1.2. Da Indenização Reparatória Mínima
O Ministério Público insurge-se contra a omissão da sentença na fixação de valor mínimo para reparação de danos, pleiteando o montante de 70 salários-mínimos. A magistrada a quo negou o pedido sob o fundamento de que inexistia prova de prejuízo material comprovado nos autos a ser reparado. Entretanto, a acusação sustenta que o dano moral em casos de feminicídio e violência doméstica é presumido (in re ipsa), dispensando instrução probatória específica.

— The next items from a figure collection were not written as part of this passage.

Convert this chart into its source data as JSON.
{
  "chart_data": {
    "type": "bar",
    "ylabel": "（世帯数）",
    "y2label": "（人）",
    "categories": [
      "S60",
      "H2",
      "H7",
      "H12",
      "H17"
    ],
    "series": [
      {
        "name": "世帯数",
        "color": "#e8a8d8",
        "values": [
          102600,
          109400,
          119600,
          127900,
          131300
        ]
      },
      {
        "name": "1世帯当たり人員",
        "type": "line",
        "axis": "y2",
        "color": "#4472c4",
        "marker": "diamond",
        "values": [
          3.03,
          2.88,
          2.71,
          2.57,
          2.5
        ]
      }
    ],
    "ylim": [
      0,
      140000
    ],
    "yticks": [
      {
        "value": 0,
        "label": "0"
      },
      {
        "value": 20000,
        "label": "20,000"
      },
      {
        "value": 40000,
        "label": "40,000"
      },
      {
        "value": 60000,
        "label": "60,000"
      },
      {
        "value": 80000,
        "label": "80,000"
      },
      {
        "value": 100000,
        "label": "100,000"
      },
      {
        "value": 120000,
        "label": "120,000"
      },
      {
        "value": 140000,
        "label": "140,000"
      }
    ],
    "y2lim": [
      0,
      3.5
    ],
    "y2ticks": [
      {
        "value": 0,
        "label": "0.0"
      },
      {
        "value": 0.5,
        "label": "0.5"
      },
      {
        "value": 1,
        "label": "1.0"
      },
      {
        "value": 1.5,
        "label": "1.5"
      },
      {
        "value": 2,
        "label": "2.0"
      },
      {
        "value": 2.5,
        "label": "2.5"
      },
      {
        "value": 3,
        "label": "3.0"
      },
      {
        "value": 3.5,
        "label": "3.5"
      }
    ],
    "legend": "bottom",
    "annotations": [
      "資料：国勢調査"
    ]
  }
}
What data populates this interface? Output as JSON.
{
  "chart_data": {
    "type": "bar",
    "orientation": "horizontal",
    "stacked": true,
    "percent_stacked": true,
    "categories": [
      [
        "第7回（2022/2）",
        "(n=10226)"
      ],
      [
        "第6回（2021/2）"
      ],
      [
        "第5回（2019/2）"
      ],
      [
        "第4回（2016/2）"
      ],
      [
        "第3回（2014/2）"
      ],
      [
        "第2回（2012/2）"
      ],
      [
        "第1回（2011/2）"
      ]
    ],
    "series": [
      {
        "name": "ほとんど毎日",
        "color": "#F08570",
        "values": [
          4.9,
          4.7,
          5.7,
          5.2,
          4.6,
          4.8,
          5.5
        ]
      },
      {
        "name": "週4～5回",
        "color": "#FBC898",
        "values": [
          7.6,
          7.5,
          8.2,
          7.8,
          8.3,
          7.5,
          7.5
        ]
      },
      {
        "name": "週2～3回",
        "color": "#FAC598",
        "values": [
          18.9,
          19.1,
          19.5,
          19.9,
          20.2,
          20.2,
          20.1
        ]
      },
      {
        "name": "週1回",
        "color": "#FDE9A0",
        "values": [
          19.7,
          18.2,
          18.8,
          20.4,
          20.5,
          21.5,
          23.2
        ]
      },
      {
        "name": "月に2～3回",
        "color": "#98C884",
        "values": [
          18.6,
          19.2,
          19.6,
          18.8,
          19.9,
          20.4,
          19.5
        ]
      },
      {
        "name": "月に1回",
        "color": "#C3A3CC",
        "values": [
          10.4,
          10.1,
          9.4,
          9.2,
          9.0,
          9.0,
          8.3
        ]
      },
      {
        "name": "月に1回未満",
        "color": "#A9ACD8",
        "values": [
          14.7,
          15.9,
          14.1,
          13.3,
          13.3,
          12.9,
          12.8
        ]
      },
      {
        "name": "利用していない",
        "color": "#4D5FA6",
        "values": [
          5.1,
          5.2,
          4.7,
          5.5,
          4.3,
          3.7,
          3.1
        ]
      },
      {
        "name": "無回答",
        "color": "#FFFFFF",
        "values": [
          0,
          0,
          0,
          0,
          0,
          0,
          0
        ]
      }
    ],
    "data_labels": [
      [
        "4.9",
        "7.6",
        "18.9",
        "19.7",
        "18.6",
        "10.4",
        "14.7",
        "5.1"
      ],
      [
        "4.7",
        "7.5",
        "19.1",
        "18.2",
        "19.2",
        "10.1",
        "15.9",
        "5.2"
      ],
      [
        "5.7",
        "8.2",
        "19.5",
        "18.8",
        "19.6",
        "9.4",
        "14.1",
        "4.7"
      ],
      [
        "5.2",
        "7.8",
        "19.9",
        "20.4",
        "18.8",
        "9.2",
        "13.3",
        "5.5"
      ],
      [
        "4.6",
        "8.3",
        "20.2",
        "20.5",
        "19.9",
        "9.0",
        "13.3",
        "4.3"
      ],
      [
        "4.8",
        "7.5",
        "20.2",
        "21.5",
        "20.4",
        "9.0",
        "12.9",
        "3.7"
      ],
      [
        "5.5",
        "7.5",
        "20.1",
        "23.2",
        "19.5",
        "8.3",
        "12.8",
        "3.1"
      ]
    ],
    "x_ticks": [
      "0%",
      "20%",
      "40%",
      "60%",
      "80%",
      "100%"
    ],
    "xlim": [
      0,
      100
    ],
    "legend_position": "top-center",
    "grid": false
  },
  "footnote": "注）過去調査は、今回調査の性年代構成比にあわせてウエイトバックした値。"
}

Neste ponto, a sentença merece reforma imediata para se adequar ao entendimento do Superior Tribunal de Justiça fixado no Tema Repetitivo 983. A jurisprudência estabelece que, havendo pedido expresso na denúncia, é dever do magistrado fixar valor mínimo indenizatório a título de dano moral. A conduta criminosa imbuída de menosprezo à dignidade da mulher carrega em si a evidência do abalo moral sofrido pela vítima e seus sucessores. A jurisprudência do STJ ampara este entendimento: Verifica-se portanto, a necessidade de reparação é inerente à própria conduta condenatória pelo Conselho de Sentença. A omissão na fixação do quantum contraria a norma cogente do art. 387, IV, do CPP, que visa mitigar o sofrimento das vítimas indiretas. O valor deve ser suficiente para não passar despercebido pela parte ofensora, mas proporcional para evitar o enriquecimento sem causa. O Ministério Público Superior manifestou-se favoravelmente à fixação, ratificando que "a aferição do dano moral, na maior parte das situações, não ensejará nenhum alargamento da instrução criminal, porquanto tal modalidade de dano dispensa a produção de prova específica". O parecer destaca que o desamparo dos filhos exige a compensação financeira. Diante do exposto, acolho o pleito ministerial e fixo a indenização mínima no montante de 50 (cinquenta) salários-mínimos em favor dos sucessores. Dessa forma, o valor arbitrado observa os critérios de razoabilidade e proporcionalidade, cumprindo a função preventivo-pedagógica da pena e o dever de reparação. O montante deve ser atualizado monetariamente a partir desta fixação.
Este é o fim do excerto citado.